How much is the Bush administration’s push for war with Iraq motivated by its desire to gain control of Iraq’s oil fields? “Regime change” to a pro-U.S. government would permit the privatization of Iraq’s state-controlled oil resources—and a bonanza for U.S. oil companies. As former South African president Nelson Mandela said in a recent interview in Newsweek, “It is clearly a decision that is motivated by George W. Bush’s desire to please the arms and oil industries in the United States of America.”

  • Iraq possesses the world’s second-largest proven oil reserve, estimated at 112.5 billion barrels, or 11% of the world’s total. In addition, many experts believe that Iraq has massive untapped reserves, putting it nearly on par with Saudi Arabia. Iraq’s oil is also high quality and very inexpensive to produce, making it an extraordinarily profitable source. According to one industry expert, “There is not an oil company in the world that doesn’t have its eye on Iraq.”
  • The U.S. market makes up a quarter of the world’s demand for oil. In recent years, the U.S. has imported over half of what it consumes. According to the May 2001 Bush administration’s national energy policy paper (known as the Cheney report), by 2020 oil imports will account for two-thirds of U.S. consumption.
  • Iraq is the 6th major source of U.S. oil imports, supplying between a half million and a million barrels a day. However, currently there’s “little trace of big U.S. oil companies, which are barred from Iraq by UN sanctions and U.S. laws,” according to the Wall Street Journal (September 19).
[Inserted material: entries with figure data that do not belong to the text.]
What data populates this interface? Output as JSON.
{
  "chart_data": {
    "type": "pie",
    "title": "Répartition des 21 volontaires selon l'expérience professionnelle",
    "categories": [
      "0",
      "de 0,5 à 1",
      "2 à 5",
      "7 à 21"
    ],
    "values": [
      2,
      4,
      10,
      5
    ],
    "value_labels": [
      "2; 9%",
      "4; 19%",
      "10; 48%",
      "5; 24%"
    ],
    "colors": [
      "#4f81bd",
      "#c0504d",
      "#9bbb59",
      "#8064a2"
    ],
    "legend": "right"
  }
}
  • All five permanent members of the UN Security Council have international oil companies with major stakes in regime change in Iraq. According to the Washington Post (Sept. 15), the U.S. is using the promise of access to Iraq’s oil as a bargaining chip in its negotiations with Security Council members. “It’s pretty straightforward,” former CIA director James Woolsey told the Post. “If they [Security Council members] are of assistance….we’ll do the best we can to ensure that the new [Iraqi] government and American companies work closely with them.”
  • Five companies dominate the world oil market. Four are based in the U.S. and Britain: Exxon Mobil, Royal Dutch-Shell (often described as a British-Dutch company), British Petroleum-Amoco, and Chevron-Texaco. (The fifth, TotalFinaElf, is sometimes described as a French-Italian company.) The U.S. and Britain see regaining control over the Iraqi market, which they lost when the Iraqi government nationalized its oil industry in 1972, as key to maintaining their dominance over this critical economic resource.
  • Representatives of major U.S. oil companies have been meeting with Iraqi opposition leaders. Ahmed Chalabi, leader of the Iraqi National Congress (INC), the U.S.-funded umbrella opposition organization, told the Washington Post that “American companies will have a big shot at Iraqi oil.”
  • The Bush administration has close ties to the oil industry: both President Bush and Vice President Cheney worked in the oil business. Forty-one senior Bush administration officials were former oil companies executives or have substantial stock holdings or other financial ties to the industry.
  • Governments including Russia, China, and France have been negotiating with Iraq over plans to develop its oil fields once sanctions are lifted. A resolution of the current crisis through inspections, without a regime change, would allow these negotiations to go forward. This could be contrary to the interests of U.S. oil companies. The Bush administration, in other words, with its extremely close ties to the U.S. oil industry, has an interest in regime change that is not related to concerns over Iraq’s development of weapons of mass destruction.
  • In congressional testimony in 1999, General Anthony Zinni, then commander of the U.S. Central Command which includes the Middle East and Central Asia, stated in congressional testimony (April 13, 1999) that the Gulf region, with its huge oil reserves, is a “vital interest” of “long standing” for the U.S., and that the U.S. “must have free access to the region’s resources.”
  • War in Iraq will certainly affect the oil industry in various ways—prices, levels of production, and balance of power among both oil companies and oil-producing countries. According to the Wall Street Journal, “Iraq’s vast oil potential means wide ripple effects of any shakeup there.” But exactly how the ripples flow depends on the length and veracity of the war and the level of on-going instability in Iraq and the wider Middle East. Saudi Arabia may well become less important and Iran more important if Saddam Hussein is removed, the Journal analysis concludes.